/fastapi-jaeger

Trace FastAPI with Jaeger through OpenTelemetry Python API and SDK.

Primary LanguagePython

FastAPI Tracing with Jaeger through OpenTelemetry

Trace FastAPI with Jaeger through OpenTelemetry Python API and SDK.

The span from the application could be collected with Jaeger Collector(jaeger-collector) or OpenTelemetry Collector(otel-collector):

Demo Project Architecture

There are four ways to push span:

  • A: Push span to OpenTelemetry Collector with gRPC (Port: 4317)
  • B: Push span to OpenTelemetry Collector over HTTP (Port: 4318)
  • C: Push span to Jaeger Collector with gRPC (Port: 4317)
  • D: Push span to Jaeger Collector with gRPC (Port: 4318)

In this architecture, OpenTelemetry Collector is an agent to collect and process data and sent data to Jaeger Collector.

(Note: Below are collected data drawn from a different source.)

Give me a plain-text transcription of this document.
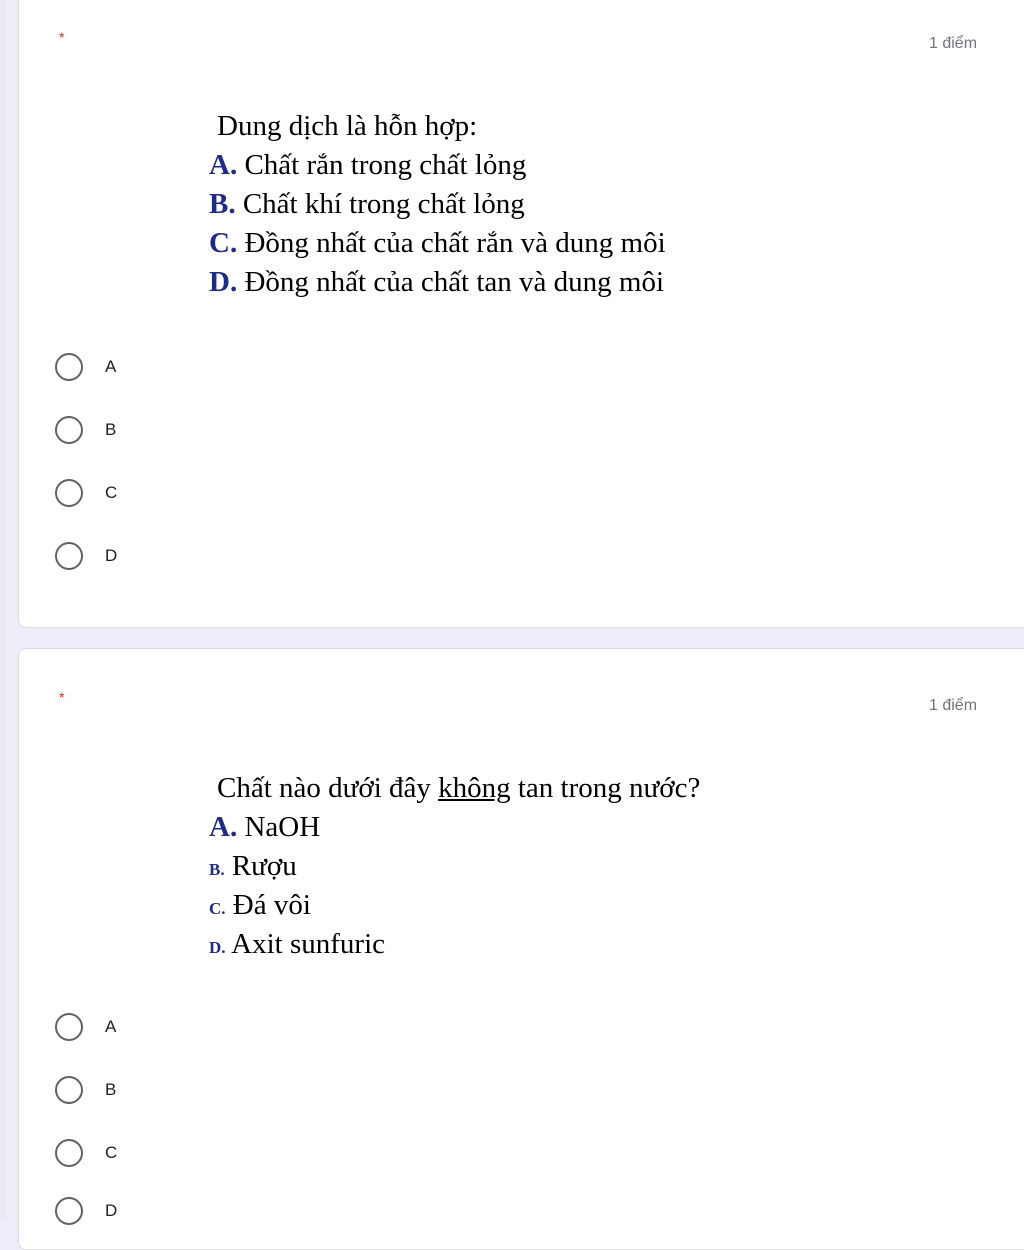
*	1 điểm
Dung dịch là hỗn hợp:
A. Chất rắn trong chất lỏng
B. Chất khí trong chất lỏng
C. Đồng nhất của chất rắn và dung môi
D. Đồng nhất của chất tan và dung môi
A
B
C
D
*	1 điểm
Chất nào dưới đây không tan trong nước?
A. NaOH
B. Rượu
C. Đá vôi
D. Axit sunfuric
A
B
C
D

Jaeger Collector is responsible for collecting span and writing span to DB, then Jaeger Query queries data from DB.

Jaeger Agent has been deprecated since version 1.43. Since version 1.43, OpenTelemetry SDK allows direct data transmission to Jaeger Collector or utilization of OpenTelemetry Collector as an Agent. If you still want to utilize Jaeger Agent for span collection, please refer to the previous version of this project.

Table of contents

Quick Start

  1. Build application image and start all services with docker-compose

    docker-compose build
    docker-compose up -d

    It may take some time for DB(Cassandra) to initialize. You can run docker-compose ps to check the jaeger-query status is running when DB is ready as below:

    Container Status

  2. Send requests with curl to the FastAPI application

    curl http://localhost:8000/chain
  3. Check on Jaeger UI http://localhost:16686/

    Jaeger UI screenshot:

    Jaeger UI

    Jaeger UI Trace

Detail

FastAPI Application

For a more complex scenario, we use three FastAPI applications with the same code in this demo. There is a cross-service action in /chain endpoint, which provides a good example of how to use OpenTelemetry SDK process span and how Jaeger Query presents trace information.

Traces and Logs

Utilize OpenTelemetry Python SDK to send span to Jaeger. Each request span contains other child spans when using OpenTelemetry instrumentation. The reason is that instrumentation will catch each internal asgi interaction (opentelemetry-python-contrib issue #831). If you want to get rid of the internal spans, there is a workaround in the same issue #831 by using a new OpenTelemetry middleware with two overridden methods of span processing.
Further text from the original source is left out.